- Born: 1680
- Died: 1746 (aged 65–66)
- Occupation: Merchant
- Spouse: Anna Elisabeth Amsinck

= Rudolf Berenberg =

German merchant and banker (1680-1746)

Rudolf Berenberg (born 1680, died 1746) was a Hamburg merchant and banker and a member of the Berenberg banking family.

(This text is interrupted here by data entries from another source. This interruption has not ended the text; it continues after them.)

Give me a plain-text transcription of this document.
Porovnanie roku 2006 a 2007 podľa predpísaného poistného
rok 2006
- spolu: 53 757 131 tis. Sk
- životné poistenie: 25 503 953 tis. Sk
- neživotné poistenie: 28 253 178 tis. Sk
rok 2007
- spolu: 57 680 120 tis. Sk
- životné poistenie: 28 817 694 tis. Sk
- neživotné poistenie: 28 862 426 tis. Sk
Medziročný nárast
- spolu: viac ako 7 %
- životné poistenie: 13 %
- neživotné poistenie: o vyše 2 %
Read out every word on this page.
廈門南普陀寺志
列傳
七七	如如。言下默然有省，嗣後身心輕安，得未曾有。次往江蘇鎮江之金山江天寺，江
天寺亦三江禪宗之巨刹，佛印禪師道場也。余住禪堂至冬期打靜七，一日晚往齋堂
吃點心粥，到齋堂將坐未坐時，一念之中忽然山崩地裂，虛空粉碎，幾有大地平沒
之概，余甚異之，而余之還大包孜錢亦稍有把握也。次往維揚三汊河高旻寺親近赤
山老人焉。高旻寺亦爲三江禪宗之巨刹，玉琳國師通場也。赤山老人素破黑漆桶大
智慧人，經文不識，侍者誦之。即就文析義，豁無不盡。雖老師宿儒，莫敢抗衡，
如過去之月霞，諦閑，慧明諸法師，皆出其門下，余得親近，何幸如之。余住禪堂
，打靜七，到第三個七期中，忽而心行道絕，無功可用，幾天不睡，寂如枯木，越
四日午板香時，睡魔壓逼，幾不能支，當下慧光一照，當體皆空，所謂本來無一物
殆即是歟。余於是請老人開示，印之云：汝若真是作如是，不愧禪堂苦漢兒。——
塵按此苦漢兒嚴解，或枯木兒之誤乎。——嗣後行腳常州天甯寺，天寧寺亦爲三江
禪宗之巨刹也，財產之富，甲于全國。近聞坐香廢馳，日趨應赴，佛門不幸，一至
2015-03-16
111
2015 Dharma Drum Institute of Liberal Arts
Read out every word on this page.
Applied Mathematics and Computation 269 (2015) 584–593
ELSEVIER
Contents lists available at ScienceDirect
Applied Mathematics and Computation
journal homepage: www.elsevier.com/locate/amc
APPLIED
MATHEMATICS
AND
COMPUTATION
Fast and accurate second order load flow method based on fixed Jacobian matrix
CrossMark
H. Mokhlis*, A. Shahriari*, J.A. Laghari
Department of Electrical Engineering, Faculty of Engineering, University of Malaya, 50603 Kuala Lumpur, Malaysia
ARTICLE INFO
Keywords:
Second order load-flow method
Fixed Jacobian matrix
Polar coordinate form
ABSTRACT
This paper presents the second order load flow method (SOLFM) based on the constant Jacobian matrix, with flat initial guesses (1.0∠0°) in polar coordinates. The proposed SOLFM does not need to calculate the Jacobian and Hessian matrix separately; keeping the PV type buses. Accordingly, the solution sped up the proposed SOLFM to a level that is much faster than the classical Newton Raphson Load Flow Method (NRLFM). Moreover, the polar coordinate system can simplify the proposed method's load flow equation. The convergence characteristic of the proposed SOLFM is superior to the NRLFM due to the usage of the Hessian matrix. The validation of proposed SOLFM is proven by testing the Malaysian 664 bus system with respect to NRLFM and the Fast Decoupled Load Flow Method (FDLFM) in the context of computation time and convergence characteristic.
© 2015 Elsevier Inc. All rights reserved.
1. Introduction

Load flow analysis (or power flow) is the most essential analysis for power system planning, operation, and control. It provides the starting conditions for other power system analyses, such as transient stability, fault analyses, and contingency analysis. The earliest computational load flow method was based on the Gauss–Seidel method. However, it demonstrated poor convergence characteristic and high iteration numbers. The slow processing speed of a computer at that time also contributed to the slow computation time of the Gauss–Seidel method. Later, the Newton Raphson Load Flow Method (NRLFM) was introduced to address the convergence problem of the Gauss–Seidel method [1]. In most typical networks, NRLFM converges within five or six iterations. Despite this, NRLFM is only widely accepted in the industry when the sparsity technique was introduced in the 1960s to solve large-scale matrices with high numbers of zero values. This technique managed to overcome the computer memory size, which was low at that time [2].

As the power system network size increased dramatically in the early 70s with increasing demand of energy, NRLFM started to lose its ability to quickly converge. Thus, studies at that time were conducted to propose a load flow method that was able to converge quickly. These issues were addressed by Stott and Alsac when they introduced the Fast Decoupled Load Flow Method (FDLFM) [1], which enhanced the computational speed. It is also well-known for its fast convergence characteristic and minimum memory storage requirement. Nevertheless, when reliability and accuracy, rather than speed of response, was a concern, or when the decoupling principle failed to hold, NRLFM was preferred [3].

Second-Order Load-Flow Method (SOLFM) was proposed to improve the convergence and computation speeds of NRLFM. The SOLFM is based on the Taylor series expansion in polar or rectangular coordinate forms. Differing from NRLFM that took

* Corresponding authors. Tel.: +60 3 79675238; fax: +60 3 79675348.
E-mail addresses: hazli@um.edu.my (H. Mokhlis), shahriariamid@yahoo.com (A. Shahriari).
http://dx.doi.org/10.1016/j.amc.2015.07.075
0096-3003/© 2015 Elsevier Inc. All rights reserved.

He served as President of the Commerz-Deputation from 1728–1729 and as a Hamburg Senator from 1735. He was the son of Cornelius Berenberg (1634–1711), and was married to Anna Elisabeth Amsinck (1690–1748), a daughter of Paul Amsinck (1649–1706) and Christina Adelheid Capelle (1663–1730).

He was the father of
- Rudolf Berenberg (1712–1761), merchant in Hamburg
- Cornelius Berenberg (1714–1773), merchant in Livorno
- Paul Berenberg (1716–1768), Senator, co-owner of Berenberg Bank
- Johann Berenberg (1718–1772), co-owner and then sole owner of Berenberg Bank, married Anna Maria Lastrop (1723–1761)

==Literature==
- Joh. Berenberg, Gossler & Co.: Die Geschichte eines deutschen Privatbankhauses, Berenberg Bank, Hamburg 1990
- Percy Ernst Schramm, Neun Generationen: Dreihundert Jahre deutscher Kulturgeschichte im Lichte der Schicksale einer Hamburger Bürgerfamilie (1648–1948). Vol. I and II, Göttingen 1963/64.